Madame la garde des sceaux, nous l'avons déjà dit, si vous souhaitez augmenter les moyens de la justice, et nous en prenons acte, ils restent à ce point insuffisants que vous avez envie et besoin de transférer certaines tâches vers d'autres organismes. C'est parfaitement légitime pour un certain nombre d'entre elles, qui relèvent de la constatation ; cela ne l'est pas dès lors qu'elles exigent une décision judiciaire. Entre la constatation et la décision, il y a une grande marge, que l'article 6 ignore.
Il est vrai que c'est sous forme expérimentale – et, pour ma part, je suis rarement opposé aux expérimentations – mais nous souhaiterions que cette expérimentation se fasse sous conditions, à commencer par celle de l'accord entre les parties.
Le filet de sécurité que vous proposez n'est pas suffisant, madame la garde des sceaux.
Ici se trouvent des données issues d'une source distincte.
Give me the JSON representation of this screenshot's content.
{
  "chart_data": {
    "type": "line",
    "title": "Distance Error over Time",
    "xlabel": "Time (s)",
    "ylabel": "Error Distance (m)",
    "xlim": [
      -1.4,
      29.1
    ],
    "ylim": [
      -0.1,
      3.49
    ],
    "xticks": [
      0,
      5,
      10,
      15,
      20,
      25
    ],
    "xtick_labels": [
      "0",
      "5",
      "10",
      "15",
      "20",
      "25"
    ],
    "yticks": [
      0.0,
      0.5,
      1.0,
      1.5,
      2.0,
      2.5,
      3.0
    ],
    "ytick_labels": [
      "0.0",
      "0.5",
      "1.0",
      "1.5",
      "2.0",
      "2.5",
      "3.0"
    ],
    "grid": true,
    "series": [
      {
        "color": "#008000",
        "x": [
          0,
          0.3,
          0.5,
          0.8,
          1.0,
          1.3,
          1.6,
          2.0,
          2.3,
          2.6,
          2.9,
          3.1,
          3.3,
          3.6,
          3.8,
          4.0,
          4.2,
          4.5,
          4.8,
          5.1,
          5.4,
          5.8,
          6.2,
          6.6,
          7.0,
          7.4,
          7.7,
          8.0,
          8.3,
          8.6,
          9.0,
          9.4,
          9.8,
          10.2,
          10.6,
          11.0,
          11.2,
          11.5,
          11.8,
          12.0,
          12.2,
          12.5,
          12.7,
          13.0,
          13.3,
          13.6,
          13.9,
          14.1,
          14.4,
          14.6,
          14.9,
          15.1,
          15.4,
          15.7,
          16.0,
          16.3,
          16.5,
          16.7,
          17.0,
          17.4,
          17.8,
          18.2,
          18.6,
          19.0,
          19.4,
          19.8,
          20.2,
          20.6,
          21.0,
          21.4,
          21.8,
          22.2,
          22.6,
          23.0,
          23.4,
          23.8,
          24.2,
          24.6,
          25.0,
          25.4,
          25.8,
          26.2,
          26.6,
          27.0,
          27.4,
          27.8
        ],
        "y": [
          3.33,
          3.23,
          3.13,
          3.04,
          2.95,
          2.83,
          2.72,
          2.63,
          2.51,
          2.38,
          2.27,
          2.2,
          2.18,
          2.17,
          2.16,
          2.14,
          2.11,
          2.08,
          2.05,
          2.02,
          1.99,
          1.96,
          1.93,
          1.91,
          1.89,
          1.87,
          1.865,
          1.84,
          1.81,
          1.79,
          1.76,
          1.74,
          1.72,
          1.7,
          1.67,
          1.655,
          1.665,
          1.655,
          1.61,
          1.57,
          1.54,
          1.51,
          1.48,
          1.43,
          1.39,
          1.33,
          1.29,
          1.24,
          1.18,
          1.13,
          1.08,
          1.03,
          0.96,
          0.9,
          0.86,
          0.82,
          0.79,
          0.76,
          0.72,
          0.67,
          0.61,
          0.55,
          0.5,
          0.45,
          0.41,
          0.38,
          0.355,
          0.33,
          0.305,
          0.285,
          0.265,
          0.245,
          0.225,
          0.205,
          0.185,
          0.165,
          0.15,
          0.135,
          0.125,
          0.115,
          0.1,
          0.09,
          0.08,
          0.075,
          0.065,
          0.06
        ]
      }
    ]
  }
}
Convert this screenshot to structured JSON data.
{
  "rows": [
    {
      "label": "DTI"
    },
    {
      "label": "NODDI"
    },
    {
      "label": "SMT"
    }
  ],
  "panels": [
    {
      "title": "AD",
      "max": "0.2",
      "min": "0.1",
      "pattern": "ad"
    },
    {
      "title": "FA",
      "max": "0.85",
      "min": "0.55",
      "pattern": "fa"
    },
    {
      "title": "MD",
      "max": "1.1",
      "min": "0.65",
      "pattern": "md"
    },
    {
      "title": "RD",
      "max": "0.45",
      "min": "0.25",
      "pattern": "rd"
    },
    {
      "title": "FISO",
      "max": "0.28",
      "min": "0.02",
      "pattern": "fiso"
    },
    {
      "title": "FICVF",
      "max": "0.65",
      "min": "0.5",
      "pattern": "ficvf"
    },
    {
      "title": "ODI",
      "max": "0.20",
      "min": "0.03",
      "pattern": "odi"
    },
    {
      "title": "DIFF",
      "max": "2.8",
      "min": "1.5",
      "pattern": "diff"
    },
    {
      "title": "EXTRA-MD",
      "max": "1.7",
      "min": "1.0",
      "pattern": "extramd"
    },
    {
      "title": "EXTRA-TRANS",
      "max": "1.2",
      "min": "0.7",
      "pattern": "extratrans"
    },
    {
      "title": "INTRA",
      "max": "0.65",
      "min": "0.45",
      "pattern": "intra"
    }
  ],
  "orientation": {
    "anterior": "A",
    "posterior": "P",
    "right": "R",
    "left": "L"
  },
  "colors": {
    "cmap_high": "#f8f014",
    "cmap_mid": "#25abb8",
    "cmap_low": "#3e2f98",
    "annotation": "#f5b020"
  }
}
Il n'est pas satisfaisant de recourir au tribunal au cas où, éventuellement, si cela se présentait, quelqu'un constatait, imaginait, évaluait ou pensait qu'il pourrait y avoir manifestement un déséquilibre excessif. Après qu'un magistrat aurait évalué la situation individuelle des personnes, son jugement pourrait être modifié par quelqu'un qui n'est ni formé, ni mandaté, ni légitime pour cela, le directeur de la CAF. Ce ne serait finalement qu'à titre d'exception qu'un juge pourrait intervenir s'il était amené à penser qu'existe un déséquilibre excessif ! Franchement, je pense que ce n'est pas de bonne méthode.
Nous proposons qu'en cas d'accord entre les parties, on ne dérange par le magistrat : c'est une forme de conciliation. C'est ce qui se pratique, ou presque, pour le divorce par consentement mutuel, où le rôle du magistrat se réduit à constater l'accord et à vérifier qu'il n'y a pas de déséquilibre excessif. Ce n'est pas ce que vous proposez.